Desde luego, si no una respuesta explícita, el propio Ernst Bloch, apostol mayor del "Principio de esperanza" (título de su libro quizás más célebre) nos da un ejemplo, y no precisamente en el hecho de incitarnos a la esperanza, sino en su propio esfuerzo por dar aliento al pensamiento (tuviera él mismo esperanza o no la tuviera). Y así nos encontramos con un autor que nos ofrece espléndidas reflexiones sobre realizaciones históricas, literarias, artísticas, científicas, musicales, etcétera. Reflexiones vinculadas por la reivindicación del principio de esperanza, pero que hubieran podido tener un hilo conductor bien diferente, ciertamente entonces con interna transformación, pero quizás el mismo grado de vitalidad.

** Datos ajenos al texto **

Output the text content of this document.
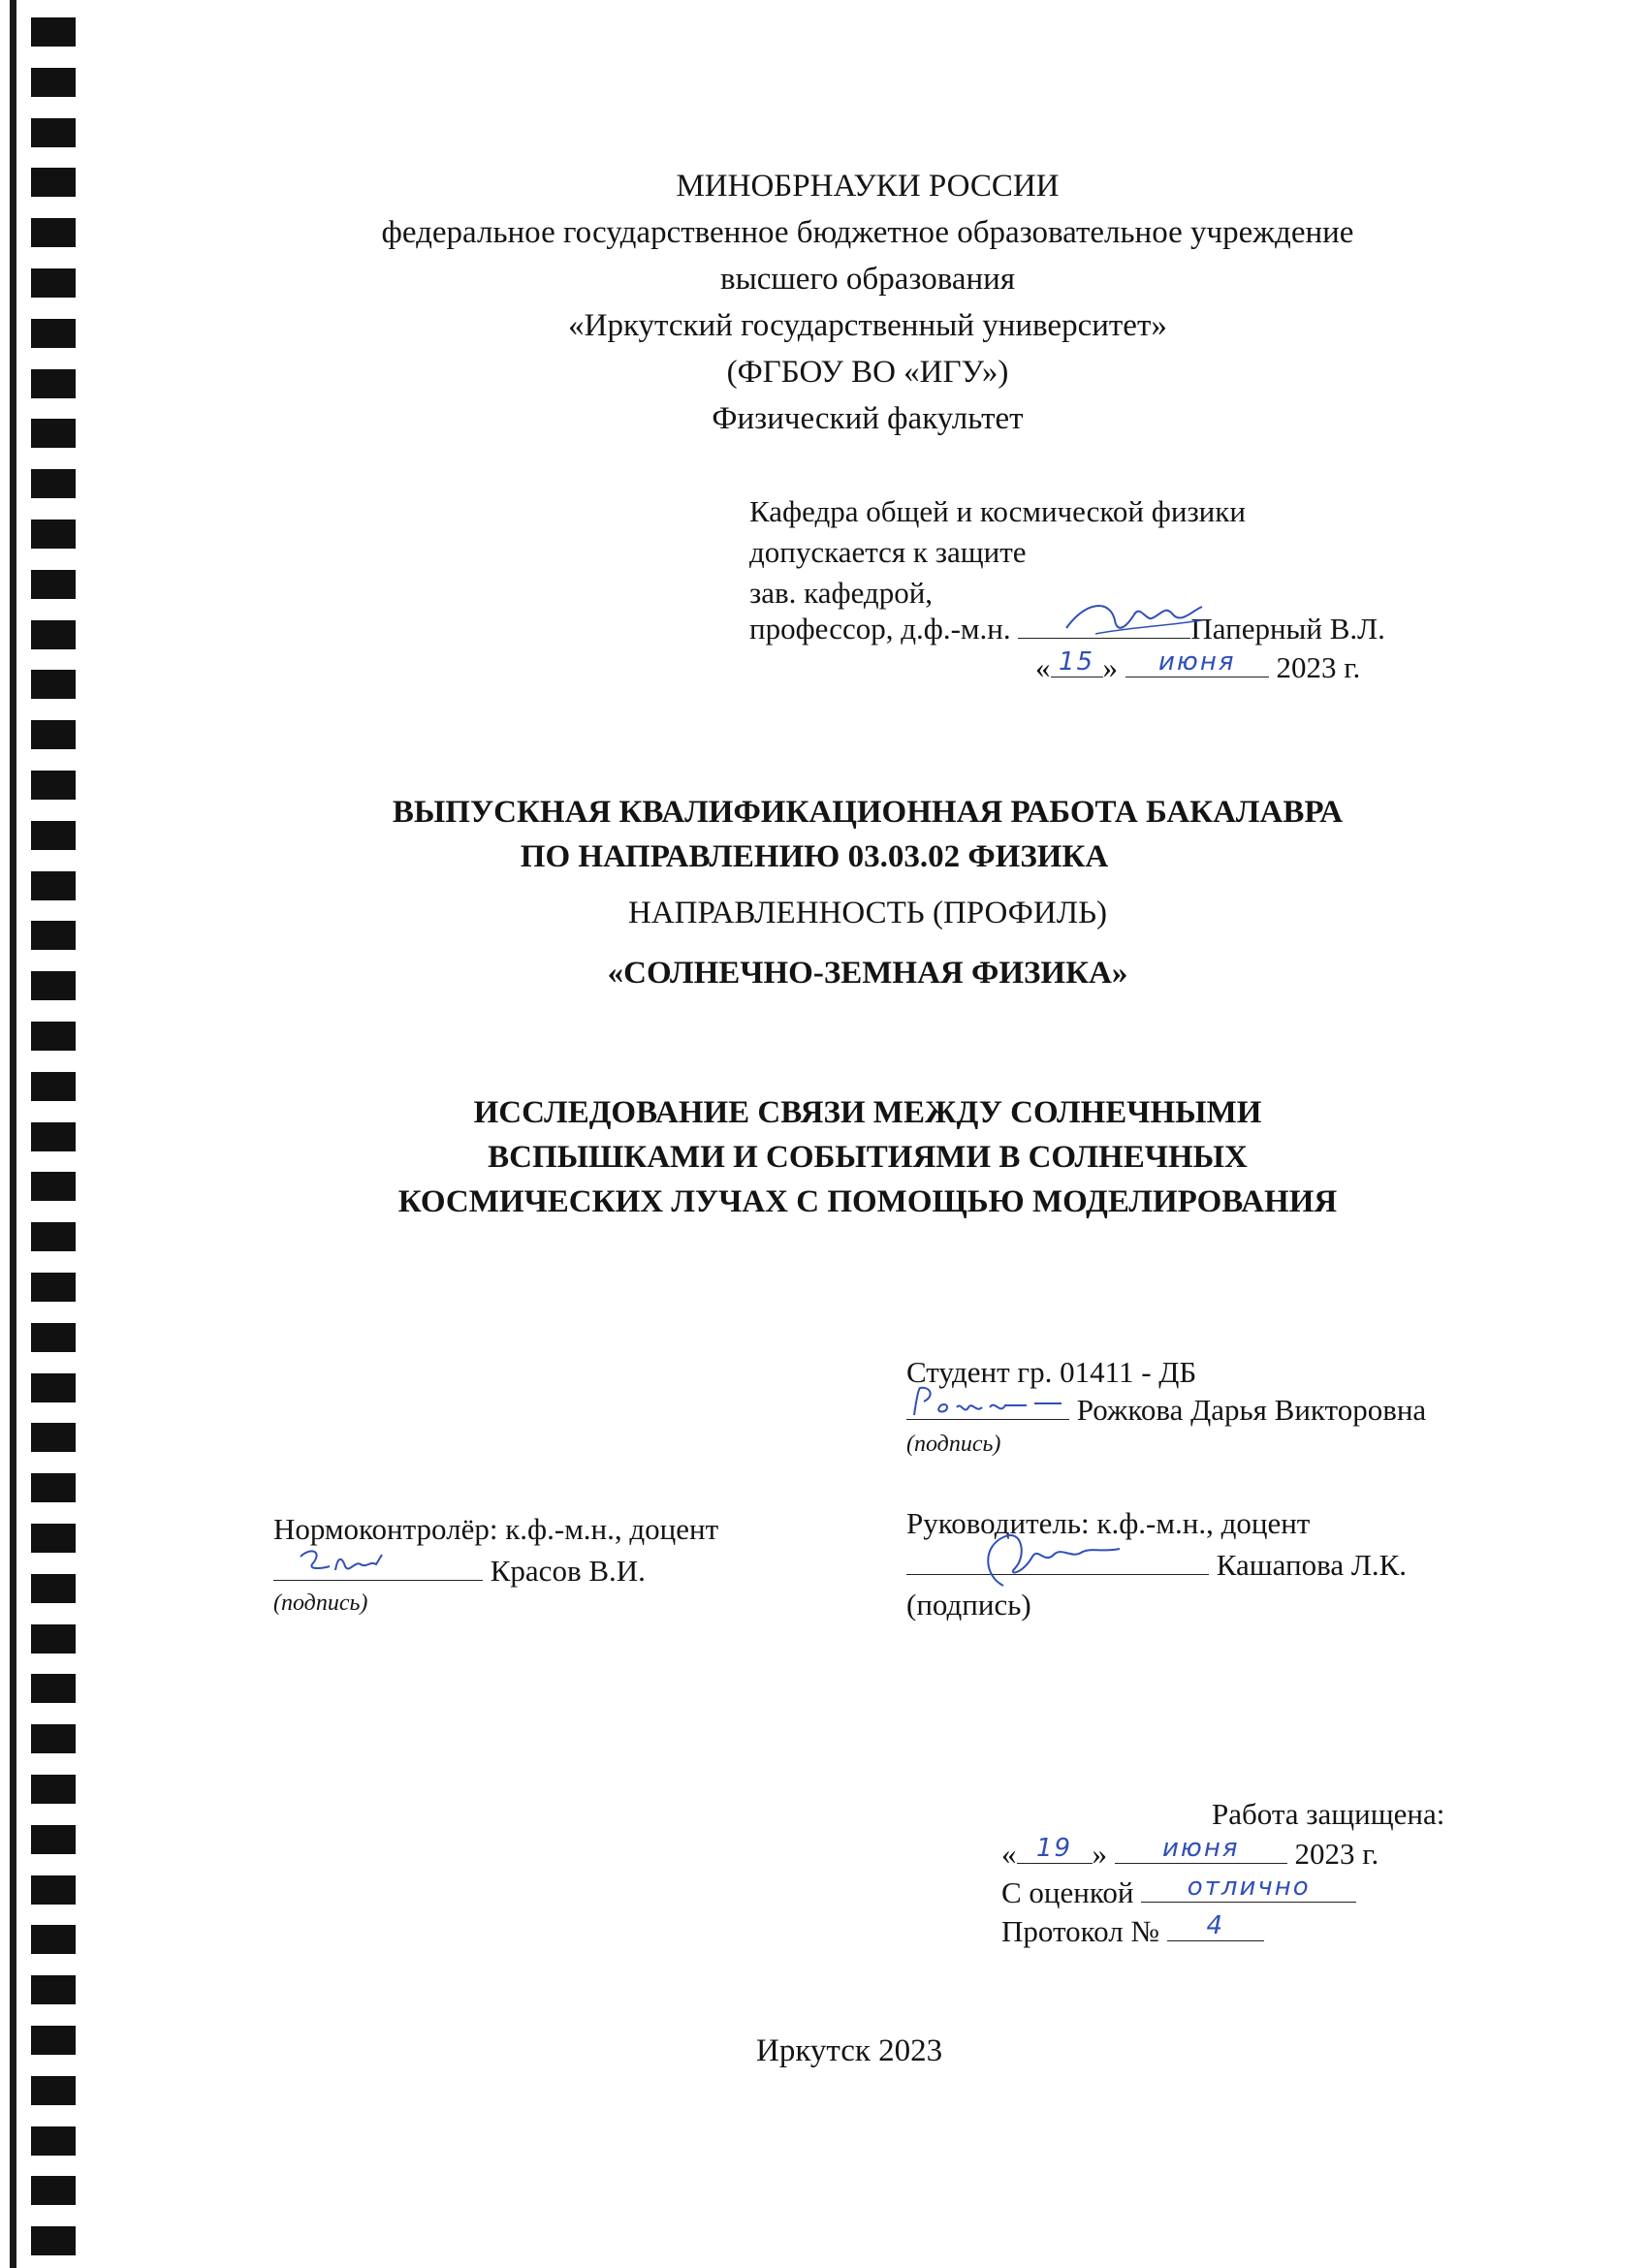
МИНОБРНАУКИ РОССИИ
федеральное государственное бюджетное образовательное учреждение
высшего образования
«Иркутский государственный университет»
(ФГБОУ ВО «ИГУ»)
Физический факультет
Кафедра общей и космической физики
допускается к защите
зав. кафедрой,
профессор, д.ф.-м.н.	Паперный В.Л.
« 15 »	июня	2023 г.
ВЫПУСКНАЯ КВАЛИФИКАЦИОННАЯ РАБОТА БАКАЛАВРА
ПО НАПРАВЛЕНИЮ 03.03.02 ФИЗИКА
НАПРАВЛЕННОСТЬ (ПРОФИЛЬ)
«СОЛНЕЧНО-ЗЕМНАЯ ФИЗИКА»
ИССЛЕДОВАНИЕ СВЯЗИ МЕЖДУ СОЛНЕЧНЫМИ
ВСПЫШКАМИ И СОБЫТИЯМИ В СОЛНЕЧНЫХ
КОСМИЧЕСКИХ ЛУЧАХ С ПОМОЩЬЮ МОДЕЛИРОВАНИЯ
Студент гр. 01411 - ДБ
Рожкова Дарья Викторовна
(подпись)
Нормоконтролёр: к.ф.-м.н., доцент
Красов В.И.
(подпись)
Руководитель: к.ф.-м.н., доцент
Кашапова Л.К.
(подпись)
Работа защищена:
« 19 »	июня	2023 г.
С оценкой	отлично
Протокол №	4
Иркутск 2023
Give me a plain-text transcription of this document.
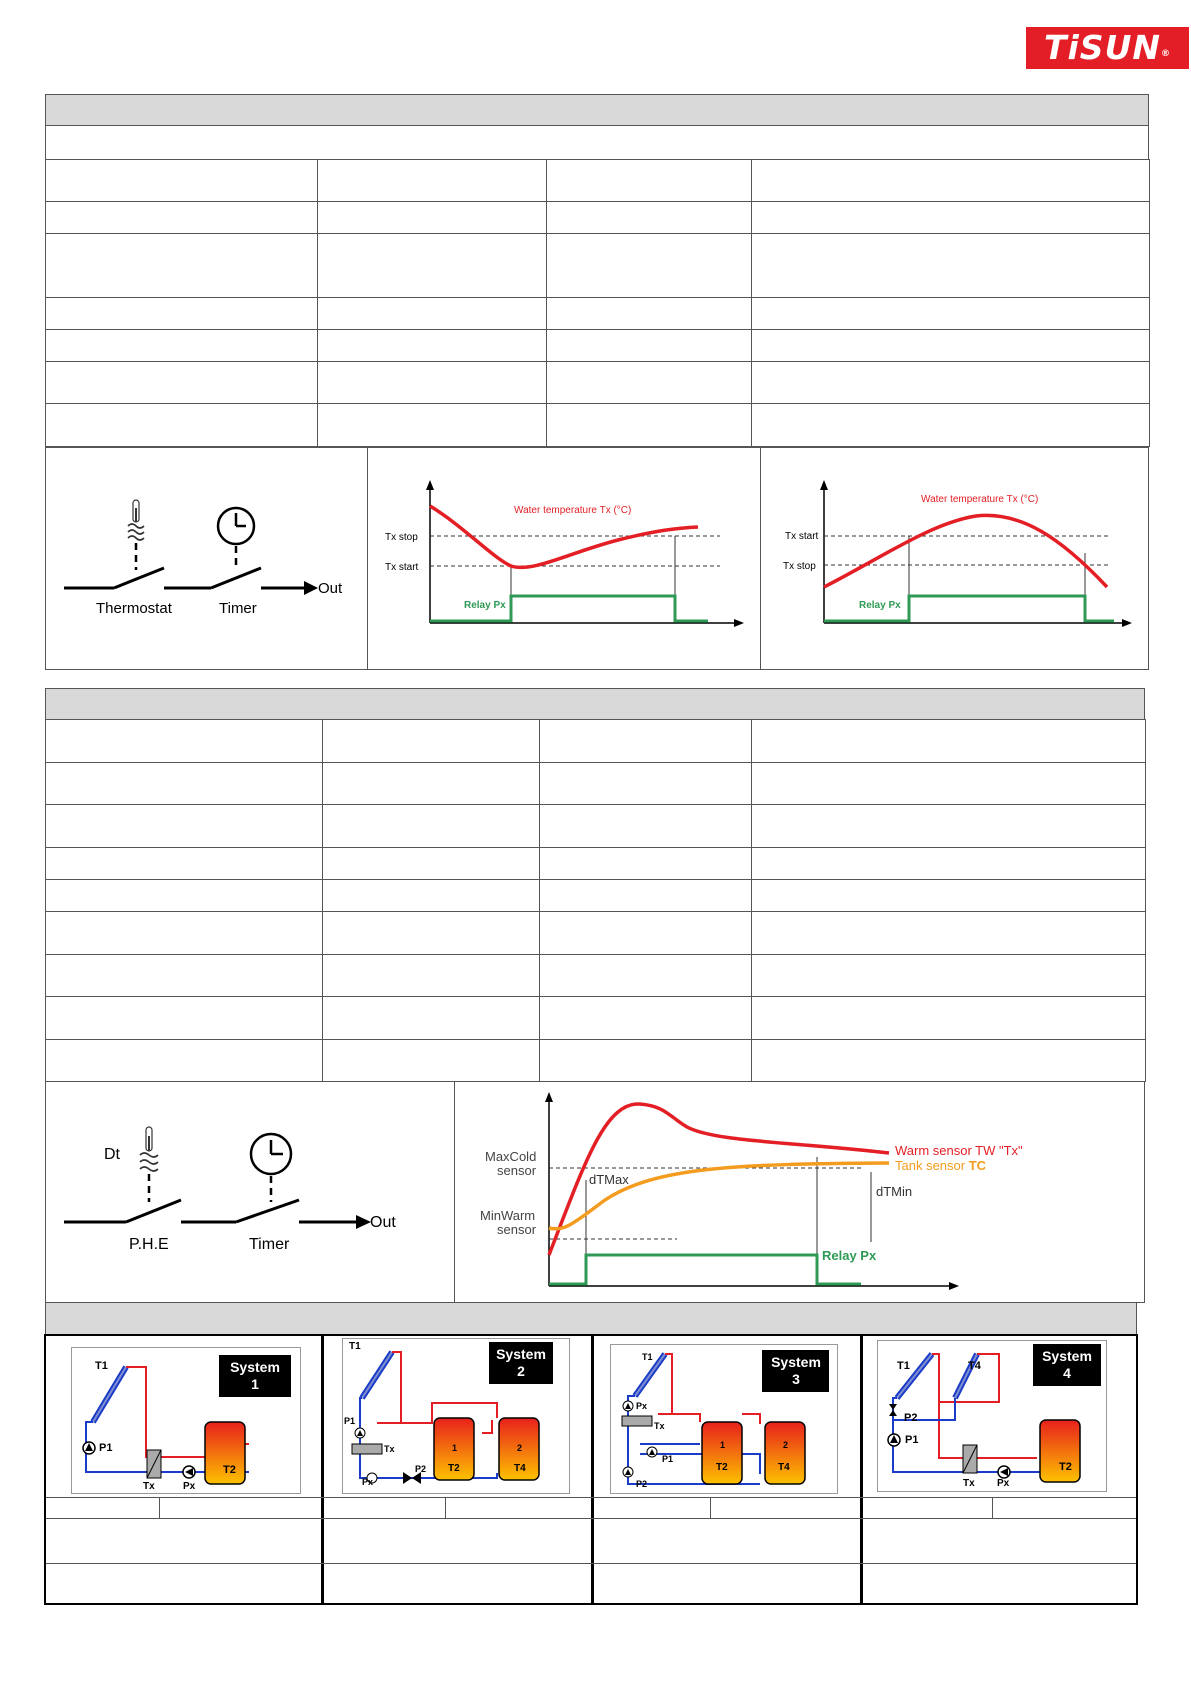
TiSUN®

Thermostat	Timer
Out
Water temperature Tx (°C)
Tx stop
Tx start
Relay Px
Water temperature Tx (°C)
Tx start
Tx stop
Relay Px

Dt
P.H.E	Timer
Out
MaxCold
sensor
MinWarm
sensor
dTMax
dTMin
Warm sensor TW "Tx"
Tank sensor TC
Relay Px
System
1
T1
P1
Tx	Px
T2
System
2
T1
P1
Tx
Px
P2
1
T2
2
T4
System
3
T1
Px
Tx
P1
P2
1
T2
2
T4
System
4
T1	T4
P2
P1
Tx Px
T2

¿Dios nos libre pues de perder la esperanza? Más bien cabe desear que la buena suerte nos libre de perder el pensamiento, ese continente, al decir de Horkheimer, de toda esperanza legítima (Adorno T.W. y Horkheimer M, Hacia un nuevo manifiesto. Eterna Cadencia, 2014. Traducción de Mariana Dimópulos). Entre la exacerbación de la razón pragmática y un descontrol cómplice de la locura, sólo el pensamiento en acto, pensamiento en lucha con asuntos de extrema dificultad, aparece a Horkheimer como forma de afirmación de nuestra naturaleza (festiva afirmación de nuestra naturaleza, me atrevería a decir) cuando escribe: "En el acto de pensar está encerrada toda la esperanza".
La frase dice ciertamente que la aspiración a una situación de mayor bienestar, belleza y dignidad, la aspiración utópica, sólo alcanza legitimidad si el pensamiento lúcido y confrontado la sostiene, es decir, si el pensamiento contempla las condiciones en las que puede venir a ser realizada. Pero hay algo más: en un momento en el que la polaridad teoría- praxis era para los intelectuales un debate mayor, la frase de Horkheimer indicaba que el despliegue mismo del pensamiento equivale a realización de la más legítima esperanza, que el pensar es en sí mismo riqueza esencial, que el pensar nos hace ser. Vieja historia en realidad:
"Soy una cosa que piensa (je suis une chose qui pense)" dice de sí mismo el narrador del Discurso del Método en el momento álgido de su meditación, es decir, cuando aplicando su duda metódica ni siquiera puede afirmar con certeza apodíctica que el entorno inmediato (el fuego en la chimenea, el pliego sobre el que escribe, la propia mano que sostiene la pluma, etcétera) son otra cosa que resultado de una vivencia onírica ("pues no he de olvidar que tengo costumbre de dormir").
Y remontándose a Jonia "lo mismo pensar y ser (tò gàr autò noeîn estín te kaî eînai …)", arranque de la "Vía de la Verdad" en el poema de Parménides. Cabe incluso extender la sentencia en el sentido de que hay también coincidencia entre ser y ser pensado, pues ¿qué garantía hay de que algo es en ausencia de testigo? Pero dejo este problema ontológico relativo al ser de las cosas, para limitarme al ser que piensa, y cuya fidelidad a sí mismo pasa por hacerlo radical y decididamente, depositando en este acto sus expectativas y alejándose de aquellas modalidades de la esperanza que sólo responden a la imaginación no controlada por los símbolos, la imaginación como arma de consuelo.